Submitted to: Annals of the New York Academy of Sciences
Publication Type: Peer Reviewed Journal
Publication Acceptance Date: 12/12/1996
Publication Date: N/A
Citation: N/A

Interpretive Summary: Lepidopteran insect pests attack numerous vegetable, field, orchard, and forest crops each year in the United States, resulting in reduced productivity and heavy expenditures on chemical insecticides. The necessity of discovering environmentally acceptable and economically feasible alternatives to traditional toxic chemicals for insect control leads to close examination of the biology of the insect. Lepidopterans, such as the gypsy moth, are dependent upon steroid hormones, generically referred to as ecdysteroids, for successful growth and development. Without them, they perish. We have discovered a naturally occurring substance, within the lepidopteran insect itself, which inhibits the production of these essential ecdysteroids. The purification, characterization, and analysis of this inhibitor, an ecdysiostatin, will expedite the development of naturally derived pest control agents. These control agents will be modeled after the insect's own physiology, will be specific for the target pest, and harmless to other organisms.

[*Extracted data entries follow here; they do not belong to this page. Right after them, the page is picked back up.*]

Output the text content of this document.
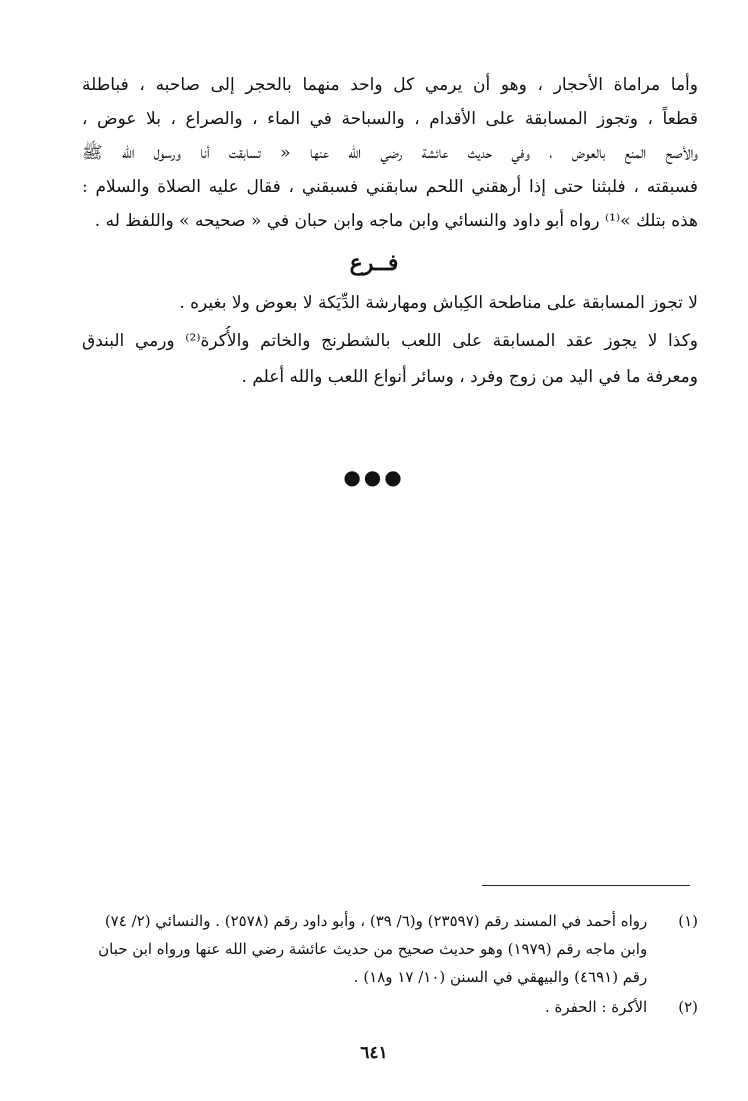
وأما مراماة الأحجار ، وهو أن يرمي كل واحد منهما بالحجر إلى صاحبه ، فباطلة
قطعاً ، وتجوز المسابقة على الأقدام ، والسباحة في الماء ، والصراع ، بلا عوض ،
والأصح المنع بالعوض ، وفي حديث عائشة رضي الله عنها « تسابقت أنا ورسول الله ﷺ
فسبقته ، فلبثنا حتى إذا أرهقني اللحم سابقني فسبقني ، فقال عليه الصلاة والسلام :
هذه بتلك »⁽¹⁾ رواه أبو داود والنسائي وابن ماجه وابن حبان في « صحيحه » واللفظ له .
فــرع
لا تجوز المسابقة على مناطحة الكِباش ومهارشة الدِّيَكة لا بعوض ولا بغيره .
وكذا لا يجوز عقد المسابقة على اللعب بالشطرنج والخاتم والأُكرة⁽²⁾ ورمي البندق
ومعرفة ما في اليد من زوج وفرد ، وسائر أنواع اللعب والله أعلم .
●●●
(١) رواه أحمد في المسند رقم (٢٣٥٩٧) و(٦/ ٣٩) ، وأبو داود رقم (٢٥٧٨) . والنسائي (٢/ ٧٤)
وابن ماجه رقم (١٩٧٩) وهو حديث صحيح من حديث عائشة رضي الله عنها ورواه ابن حبان
رقم (٤٦٩١) والبيهقي في السنن (١٠/ ١٧ و١٨) .
(٢) الأكرة : الحفرة .
٦٤١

Technical Abstract: Prothoracicotropic hormone (PTTH)-like activity (ecdysiotropin) is present in extracts of the larval brain-suboesophageal ganglion complex (brain-SOG) and ventral nerve cord (VNC) ganglia of the gypsy moth, Lymantria dispar, and ecdysiostatic activity is present in extracts of adult L. dispar brain-SOG. PTTH-like activity is detected using an in vitro prothoracic gland bioassay which is modified for detection of ecdysiostatin. Ecdysiotropic activity is distributed among all eleven non-cerebral ganglia associated with the VNC, as well as in brain-SOG. There is some quantitative variability of non-cerebral ecdysiotropic activity among the ganglia with production of RIA-detectable ecdysteroid ranging from less than 200 to greater than 600 pg 20-OH-ecdysone equivalents/hour/gland. Adult ecdysiostatic activity is associated with three fractions which elute from a size exclusion system at a volume corresponding to ca. 900 MW. The most potent fraction contains an ecdysiostatic factor(s) which completely inhibits ecdysteroid production in vitro at 0.08 brain-SOG equivalent/microliter, and has an IC50 of <4x10-3 brain-SOG equivalent/microliter.